Prove that the set $\mathbb{Q}[\alpha] = \{a+b\alpha+c\alpha^2 \mid a, b, c \in\mathbb{Q}\}$ is closed under addition and multiplication.

Question

Let $\alpha = 2^{1/3}$.

1. Prove that the set $\mathbb{Q}[\alpha] = \{a+b\alpha+c\alpha^2 \mid a, b, c \in\mathbb{Q}\}$ is closed under addition and multiplication.

2. Prove that if $z \in \mathbb{Q}[\alpha]$ is nonzero then there exists $z^{-1} $such that $z*z^{-1} = 1$

I have proved that $\mathbb{Q}[\alpha]$ is closed under addition, but I am having difficulty proving that it is closed under multiplication.

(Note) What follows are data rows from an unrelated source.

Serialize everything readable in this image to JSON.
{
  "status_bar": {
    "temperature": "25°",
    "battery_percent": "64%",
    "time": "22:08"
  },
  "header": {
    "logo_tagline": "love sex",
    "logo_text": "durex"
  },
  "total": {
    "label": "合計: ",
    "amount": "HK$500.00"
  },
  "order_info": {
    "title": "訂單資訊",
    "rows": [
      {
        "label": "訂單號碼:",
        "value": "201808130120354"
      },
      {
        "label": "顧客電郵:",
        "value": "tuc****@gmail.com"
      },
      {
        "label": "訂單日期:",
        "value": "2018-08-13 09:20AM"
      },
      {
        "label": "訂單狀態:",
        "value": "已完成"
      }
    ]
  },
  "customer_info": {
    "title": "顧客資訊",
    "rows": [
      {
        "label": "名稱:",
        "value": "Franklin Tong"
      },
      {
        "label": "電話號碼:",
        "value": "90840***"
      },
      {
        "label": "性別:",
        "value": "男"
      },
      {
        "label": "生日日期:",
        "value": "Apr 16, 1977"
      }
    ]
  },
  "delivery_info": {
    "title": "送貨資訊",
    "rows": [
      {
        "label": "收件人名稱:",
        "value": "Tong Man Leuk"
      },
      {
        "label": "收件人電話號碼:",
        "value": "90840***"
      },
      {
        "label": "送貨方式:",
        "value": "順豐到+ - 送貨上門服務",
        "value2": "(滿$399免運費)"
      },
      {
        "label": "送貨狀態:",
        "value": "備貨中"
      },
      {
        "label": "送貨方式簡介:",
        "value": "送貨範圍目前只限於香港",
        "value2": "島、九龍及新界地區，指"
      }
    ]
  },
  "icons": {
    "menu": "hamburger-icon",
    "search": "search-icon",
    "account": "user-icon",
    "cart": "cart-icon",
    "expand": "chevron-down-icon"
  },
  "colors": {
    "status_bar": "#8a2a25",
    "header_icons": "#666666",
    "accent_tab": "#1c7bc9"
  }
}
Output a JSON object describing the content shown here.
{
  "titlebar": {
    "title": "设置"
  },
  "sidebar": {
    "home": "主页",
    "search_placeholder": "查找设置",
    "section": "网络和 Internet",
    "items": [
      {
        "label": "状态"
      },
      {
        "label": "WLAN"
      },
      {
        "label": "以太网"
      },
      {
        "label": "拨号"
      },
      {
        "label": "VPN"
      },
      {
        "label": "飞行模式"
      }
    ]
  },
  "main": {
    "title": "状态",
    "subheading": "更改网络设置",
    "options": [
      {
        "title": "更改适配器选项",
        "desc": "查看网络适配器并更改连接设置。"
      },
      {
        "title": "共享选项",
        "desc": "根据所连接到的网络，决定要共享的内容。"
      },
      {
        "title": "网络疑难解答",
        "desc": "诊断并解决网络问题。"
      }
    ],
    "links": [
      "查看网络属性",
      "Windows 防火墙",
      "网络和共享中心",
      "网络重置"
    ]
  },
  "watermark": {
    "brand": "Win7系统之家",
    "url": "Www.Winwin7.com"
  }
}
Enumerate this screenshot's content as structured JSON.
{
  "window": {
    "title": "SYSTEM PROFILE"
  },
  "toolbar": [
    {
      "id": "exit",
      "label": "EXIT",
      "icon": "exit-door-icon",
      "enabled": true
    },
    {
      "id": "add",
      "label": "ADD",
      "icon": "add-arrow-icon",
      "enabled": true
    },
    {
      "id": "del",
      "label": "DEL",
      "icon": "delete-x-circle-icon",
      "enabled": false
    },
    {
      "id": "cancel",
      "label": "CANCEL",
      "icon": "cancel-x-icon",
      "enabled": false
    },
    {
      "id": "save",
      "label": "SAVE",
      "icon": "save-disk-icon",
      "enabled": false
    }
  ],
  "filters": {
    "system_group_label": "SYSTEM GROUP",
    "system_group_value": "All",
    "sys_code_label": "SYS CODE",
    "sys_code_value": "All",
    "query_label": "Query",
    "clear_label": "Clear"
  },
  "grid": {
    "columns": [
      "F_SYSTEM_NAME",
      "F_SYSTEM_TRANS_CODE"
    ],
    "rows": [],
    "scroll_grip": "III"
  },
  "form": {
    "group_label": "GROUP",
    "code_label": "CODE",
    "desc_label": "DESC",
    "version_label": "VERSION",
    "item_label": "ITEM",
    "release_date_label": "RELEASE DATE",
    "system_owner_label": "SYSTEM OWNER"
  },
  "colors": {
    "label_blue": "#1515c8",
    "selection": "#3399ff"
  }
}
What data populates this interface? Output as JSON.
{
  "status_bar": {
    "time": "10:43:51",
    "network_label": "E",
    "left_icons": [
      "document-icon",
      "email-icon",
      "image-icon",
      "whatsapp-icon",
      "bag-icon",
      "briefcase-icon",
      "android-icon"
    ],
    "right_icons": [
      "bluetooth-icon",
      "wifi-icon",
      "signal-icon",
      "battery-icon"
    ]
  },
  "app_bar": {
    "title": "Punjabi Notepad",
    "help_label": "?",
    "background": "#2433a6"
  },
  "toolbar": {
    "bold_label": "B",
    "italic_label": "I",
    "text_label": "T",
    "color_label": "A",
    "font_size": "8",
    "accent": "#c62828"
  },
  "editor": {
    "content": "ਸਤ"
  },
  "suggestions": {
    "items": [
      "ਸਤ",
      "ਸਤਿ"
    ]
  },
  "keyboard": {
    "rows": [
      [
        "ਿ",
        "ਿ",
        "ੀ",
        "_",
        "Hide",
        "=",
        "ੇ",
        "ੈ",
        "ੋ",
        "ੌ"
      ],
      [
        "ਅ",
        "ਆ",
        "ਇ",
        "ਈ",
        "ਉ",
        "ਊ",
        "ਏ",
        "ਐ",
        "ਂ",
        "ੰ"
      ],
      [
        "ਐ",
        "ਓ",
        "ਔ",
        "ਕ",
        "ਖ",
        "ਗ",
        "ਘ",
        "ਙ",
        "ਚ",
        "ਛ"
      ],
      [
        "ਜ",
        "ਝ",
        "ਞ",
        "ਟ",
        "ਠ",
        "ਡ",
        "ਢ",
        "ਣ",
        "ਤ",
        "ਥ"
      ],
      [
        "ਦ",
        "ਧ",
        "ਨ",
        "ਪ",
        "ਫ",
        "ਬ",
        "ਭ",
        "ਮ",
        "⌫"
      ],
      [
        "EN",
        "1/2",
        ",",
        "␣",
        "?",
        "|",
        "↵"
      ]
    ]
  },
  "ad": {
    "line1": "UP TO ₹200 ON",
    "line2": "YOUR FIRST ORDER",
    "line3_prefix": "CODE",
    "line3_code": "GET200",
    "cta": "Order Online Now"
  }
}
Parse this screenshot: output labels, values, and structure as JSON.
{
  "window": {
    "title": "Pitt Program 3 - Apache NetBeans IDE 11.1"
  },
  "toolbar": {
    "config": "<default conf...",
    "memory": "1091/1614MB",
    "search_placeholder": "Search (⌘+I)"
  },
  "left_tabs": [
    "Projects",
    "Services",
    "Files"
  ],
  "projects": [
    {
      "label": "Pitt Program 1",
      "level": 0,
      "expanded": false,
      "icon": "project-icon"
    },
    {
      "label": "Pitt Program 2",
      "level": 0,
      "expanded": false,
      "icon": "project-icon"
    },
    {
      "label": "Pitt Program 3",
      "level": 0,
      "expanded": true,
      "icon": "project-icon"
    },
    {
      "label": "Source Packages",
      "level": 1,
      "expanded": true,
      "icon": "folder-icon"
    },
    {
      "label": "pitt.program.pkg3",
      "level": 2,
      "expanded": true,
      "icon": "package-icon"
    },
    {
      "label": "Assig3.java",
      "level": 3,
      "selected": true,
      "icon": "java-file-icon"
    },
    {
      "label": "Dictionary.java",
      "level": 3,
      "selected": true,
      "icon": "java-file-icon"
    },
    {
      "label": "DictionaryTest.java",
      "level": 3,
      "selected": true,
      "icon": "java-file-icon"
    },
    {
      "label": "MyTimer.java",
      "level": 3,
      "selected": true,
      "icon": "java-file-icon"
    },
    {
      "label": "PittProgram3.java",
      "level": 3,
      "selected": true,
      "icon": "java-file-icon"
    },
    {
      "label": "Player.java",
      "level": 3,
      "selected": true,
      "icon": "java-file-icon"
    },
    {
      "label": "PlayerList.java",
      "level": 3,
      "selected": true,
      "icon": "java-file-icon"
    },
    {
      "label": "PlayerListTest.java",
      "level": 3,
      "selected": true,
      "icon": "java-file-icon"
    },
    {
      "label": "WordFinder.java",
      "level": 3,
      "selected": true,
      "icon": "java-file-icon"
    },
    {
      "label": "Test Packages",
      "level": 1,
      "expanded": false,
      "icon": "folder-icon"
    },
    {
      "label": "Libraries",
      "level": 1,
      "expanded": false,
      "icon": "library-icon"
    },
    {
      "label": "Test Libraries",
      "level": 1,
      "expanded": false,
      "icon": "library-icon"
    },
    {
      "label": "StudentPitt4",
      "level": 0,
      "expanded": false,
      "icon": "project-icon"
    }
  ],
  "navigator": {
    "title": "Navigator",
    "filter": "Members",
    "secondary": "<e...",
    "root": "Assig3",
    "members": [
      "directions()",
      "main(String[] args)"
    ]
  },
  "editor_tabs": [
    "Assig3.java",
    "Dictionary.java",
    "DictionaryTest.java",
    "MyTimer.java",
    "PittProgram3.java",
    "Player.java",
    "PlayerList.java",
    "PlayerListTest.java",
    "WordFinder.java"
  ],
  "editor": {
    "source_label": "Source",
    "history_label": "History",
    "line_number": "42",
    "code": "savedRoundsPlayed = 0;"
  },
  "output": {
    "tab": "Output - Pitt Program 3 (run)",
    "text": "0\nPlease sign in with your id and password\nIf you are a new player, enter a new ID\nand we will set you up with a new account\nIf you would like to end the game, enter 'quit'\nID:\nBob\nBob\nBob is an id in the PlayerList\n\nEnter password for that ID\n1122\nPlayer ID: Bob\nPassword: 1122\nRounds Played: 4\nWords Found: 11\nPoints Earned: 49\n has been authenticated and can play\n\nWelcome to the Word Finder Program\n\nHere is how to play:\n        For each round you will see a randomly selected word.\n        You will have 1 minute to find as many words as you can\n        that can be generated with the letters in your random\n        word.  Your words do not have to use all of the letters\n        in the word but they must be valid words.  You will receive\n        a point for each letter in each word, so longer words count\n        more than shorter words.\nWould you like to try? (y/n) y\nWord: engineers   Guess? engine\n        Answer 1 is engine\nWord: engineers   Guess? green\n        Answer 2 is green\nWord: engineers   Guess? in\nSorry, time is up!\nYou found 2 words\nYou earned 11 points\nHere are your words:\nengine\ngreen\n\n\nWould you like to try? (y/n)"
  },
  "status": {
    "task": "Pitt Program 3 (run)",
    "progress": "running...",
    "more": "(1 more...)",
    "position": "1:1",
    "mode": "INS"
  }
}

With all coefficients in $\mathbb{Q}$, let $a_1 + b_1\alpha + c_1\alpha^2 $ and $a_2 + b_2\alpha + c_2\alpha^2 \in \mathbb{Q}[\alpha]$. When multiplied, these two elements yield a fourth degree polynomial, and I do not know how to prove that it is an element of $\mathbb{Q}[\alpha]$

Answer 1

You should use the fact that $\alpha^3 = 2$. So then $$\begin{align*} (a_1+b_1\alpha + c_1\alpha^2)(a_2+b_2\alpha+c_2\alpha^2) &= (a_1a_2) + (a_1b_2+b_1a_2)\alpha +(a_1c_2+b_1b_2+c_1a_2)\alpha^2\\ &\qquad\mathop{+} (b_1c_2+c_1b_2)\alpha^3 + (c_1c_2)\alpha^4\\ &= (a_1a_2) + (a_1b_2+b_1a_2)\alpha + (a_1c_2+b_1b_2+c_1a_2)\alpha^2\\ &\qquad\mathop{+} (b_1c_2+c_1b_2)2 + (c_1c_2)\alpha^3\alpha\\ &= \Bigl( (a_1a_2)+2(b_1c_2+c_1b_2)\Bigr) + (a_1b_2+b_1a_2)\alpha\\ &\qquad\mathop{+} (a_1c_2+b_1b_2+c_1a_2)\alpha^2+ (c_1c_2)2\alpha\\ &\vdots \end{align*}$$ etc.

Answer 2

Hint $\,\alpha^3 \in V\! = \Bbb Q\langle1,\alpha,\alpha^2\rangle\Rightarrow\,\color{#c00}\alpha V\subseteq V\,\Rightarrow\, \color{#0a0}{\alpha^2}V\subseteq \color{#c00}\alpha V\subseteq V\,$ so $\,(a_1\! +\! b_1\color{#c00}\alpha\! +\! b_2 \color{#0a0}{\alpha^2})V\subseteq V$

To show $\,f(\alpha)\in V\,$ is invertible, note $\,x^3-2\,$ is irreducible over $\,\Bbb Q\,$ so $\,\gcd(f(x),x^3-2)=1\,$ since $\,\deg f \le 2,\,$ so we can invert by using the gcd Bezout identity - just like we invert in $\,\Bbb Z_n,\,$ i.e

$$ \begin{align} a(x) (x^3-2) +\ &b(x) f(x) = 1\\[.2em] \Rightarrow\ \bmod x^3\!-2\!:\ \ \ \ \ &b(x) f(x)\equiv 1\end{align}\qquad\ \ $$

which - when translated to our quotient ring - says $\, b(\alpha) f(\alpha) = 1\,$ in $\,\Bbb Q[\alpha]\cong \Bbb Q[x]/(x^3\!-2) $